Gaussian process regression of temperature-dependent radial velocities

TL;DR

This study uses Gaussian process regression on solar radial velocity data across different spectral formation temperatures to understand activity signals and optimize modeling, revealing temperature-dependent characteristics and correlations with solar convection effects.

Contribution

It introduces a temperature-dependent GP regression approach to analyze solar RVs, highlighting subtle activity-related differences and optimal temperature ranges for minimal RV dispersion.

Findings

Minimal RV dispersion occurs at intermediate temperatures (4000-4750 K).

Hyperparameters show differences between high- and low-activity phases.
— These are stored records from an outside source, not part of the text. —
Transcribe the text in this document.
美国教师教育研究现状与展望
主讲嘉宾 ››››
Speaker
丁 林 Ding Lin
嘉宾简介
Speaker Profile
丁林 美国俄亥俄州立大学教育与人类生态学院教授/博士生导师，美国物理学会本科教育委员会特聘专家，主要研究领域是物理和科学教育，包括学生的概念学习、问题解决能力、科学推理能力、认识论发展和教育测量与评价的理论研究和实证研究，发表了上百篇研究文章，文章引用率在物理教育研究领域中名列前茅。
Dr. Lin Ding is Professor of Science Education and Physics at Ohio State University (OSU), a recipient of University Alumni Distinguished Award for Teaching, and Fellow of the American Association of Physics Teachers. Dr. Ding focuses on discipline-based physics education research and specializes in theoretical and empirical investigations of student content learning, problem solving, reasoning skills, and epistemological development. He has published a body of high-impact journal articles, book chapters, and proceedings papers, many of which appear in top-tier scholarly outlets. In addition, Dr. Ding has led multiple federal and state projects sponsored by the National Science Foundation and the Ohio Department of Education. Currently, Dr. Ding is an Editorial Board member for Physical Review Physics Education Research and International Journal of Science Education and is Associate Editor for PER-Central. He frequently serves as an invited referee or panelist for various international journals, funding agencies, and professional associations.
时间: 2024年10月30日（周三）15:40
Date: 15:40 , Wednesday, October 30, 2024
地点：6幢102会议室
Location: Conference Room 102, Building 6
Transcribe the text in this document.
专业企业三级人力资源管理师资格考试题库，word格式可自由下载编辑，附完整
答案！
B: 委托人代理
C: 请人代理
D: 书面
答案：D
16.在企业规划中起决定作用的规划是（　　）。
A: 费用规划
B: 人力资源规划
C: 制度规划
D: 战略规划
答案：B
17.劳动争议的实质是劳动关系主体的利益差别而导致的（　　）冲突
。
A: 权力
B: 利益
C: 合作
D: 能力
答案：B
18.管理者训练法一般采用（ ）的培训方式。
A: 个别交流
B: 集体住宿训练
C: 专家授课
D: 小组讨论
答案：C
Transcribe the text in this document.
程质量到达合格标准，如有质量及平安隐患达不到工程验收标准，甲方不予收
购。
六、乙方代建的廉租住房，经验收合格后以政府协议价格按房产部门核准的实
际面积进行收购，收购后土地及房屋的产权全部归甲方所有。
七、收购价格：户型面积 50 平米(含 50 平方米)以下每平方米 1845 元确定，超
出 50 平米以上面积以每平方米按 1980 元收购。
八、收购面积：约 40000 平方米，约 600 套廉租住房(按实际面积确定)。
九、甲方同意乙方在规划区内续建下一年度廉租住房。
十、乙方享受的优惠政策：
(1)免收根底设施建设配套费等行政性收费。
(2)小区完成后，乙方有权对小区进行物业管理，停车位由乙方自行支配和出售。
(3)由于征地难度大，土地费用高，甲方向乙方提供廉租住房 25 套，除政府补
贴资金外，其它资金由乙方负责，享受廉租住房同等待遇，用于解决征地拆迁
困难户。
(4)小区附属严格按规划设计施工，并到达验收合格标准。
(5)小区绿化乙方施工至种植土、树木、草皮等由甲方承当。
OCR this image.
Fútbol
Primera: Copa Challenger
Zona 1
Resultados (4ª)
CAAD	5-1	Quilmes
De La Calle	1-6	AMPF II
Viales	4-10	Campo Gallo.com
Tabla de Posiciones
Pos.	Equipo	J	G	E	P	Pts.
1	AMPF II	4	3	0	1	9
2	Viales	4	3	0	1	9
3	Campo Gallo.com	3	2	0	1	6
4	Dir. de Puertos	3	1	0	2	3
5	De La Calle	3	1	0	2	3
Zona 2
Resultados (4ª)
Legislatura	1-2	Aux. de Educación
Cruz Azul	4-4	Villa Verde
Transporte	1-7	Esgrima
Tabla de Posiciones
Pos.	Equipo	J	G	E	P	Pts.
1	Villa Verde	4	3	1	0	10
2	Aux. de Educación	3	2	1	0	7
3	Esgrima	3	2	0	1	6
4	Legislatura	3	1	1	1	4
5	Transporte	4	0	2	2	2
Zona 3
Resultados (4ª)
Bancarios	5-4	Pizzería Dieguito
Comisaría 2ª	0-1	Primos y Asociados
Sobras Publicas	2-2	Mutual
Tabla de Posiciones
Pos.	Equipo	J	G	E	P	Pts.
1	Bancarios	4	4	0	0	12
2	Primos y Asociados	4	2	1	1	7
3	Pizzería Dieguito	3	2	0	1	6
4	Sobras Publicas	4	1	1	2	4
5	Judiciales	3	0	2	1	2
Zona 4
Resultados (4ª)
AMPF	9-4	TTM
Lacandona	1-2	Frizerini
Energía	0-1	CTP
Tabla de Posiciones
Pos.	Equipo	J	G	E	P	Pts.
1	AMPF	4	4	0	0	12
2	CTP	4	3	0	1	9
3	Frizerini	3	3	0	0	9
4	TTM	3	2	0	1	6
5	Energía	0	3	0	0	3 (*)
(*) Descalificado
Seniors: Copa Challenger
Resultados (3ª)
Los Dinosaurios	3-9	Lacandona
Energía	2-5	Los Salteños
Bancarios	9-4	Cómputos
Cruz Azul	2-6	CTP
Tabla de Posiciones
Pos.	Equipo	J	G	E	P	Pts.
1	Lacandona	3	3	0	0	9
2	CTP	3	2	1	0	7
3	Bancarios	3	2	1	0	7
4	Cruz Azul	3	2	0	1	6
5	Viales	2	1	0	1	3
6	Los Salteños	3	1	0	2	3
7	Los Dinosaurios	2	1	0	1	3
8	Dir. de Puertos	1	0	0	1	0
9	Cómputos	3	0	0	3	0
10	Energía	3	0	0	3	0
Strong correlation between hotter temperature RVs and convection inhibition.

Abstract

Gaussian processes (GPs) described by quasi-periodic covariance functions have in recent years become a widely used tool to model the impact of stellar activity on radial velocity (RV) measurements. We perform a GP regression analysis on solar RV time series measured from spectral segments formed at different temperatures within the photosphere in order to evaluate the relation between the best-fit GP kernel hyperparameters and the observed activity signal as a function of temperature. The posterior distributions of the hyperparameters show subtle differences between high- and low-activity phases and as a function of the spectral formation temperature range, which could have implications on the characteristics of the activity signal and its optimal modelling. For the temperature-dependent RVs, we find that at high and low activity alike, the minimal RV dispersion is obtained at intermediately cool temperature ranges (4000-4750 K), for both the observed and GP model-subtracted RVs. Finally, we compare and correlate our temperature-dependent RVs with RV components derived from disk-resolved Dopplergrams of the Sun, for which we find a consistently strong correlation between RVs related to hotter temperature ranges and the dominant RV component due to the inhibition of convection.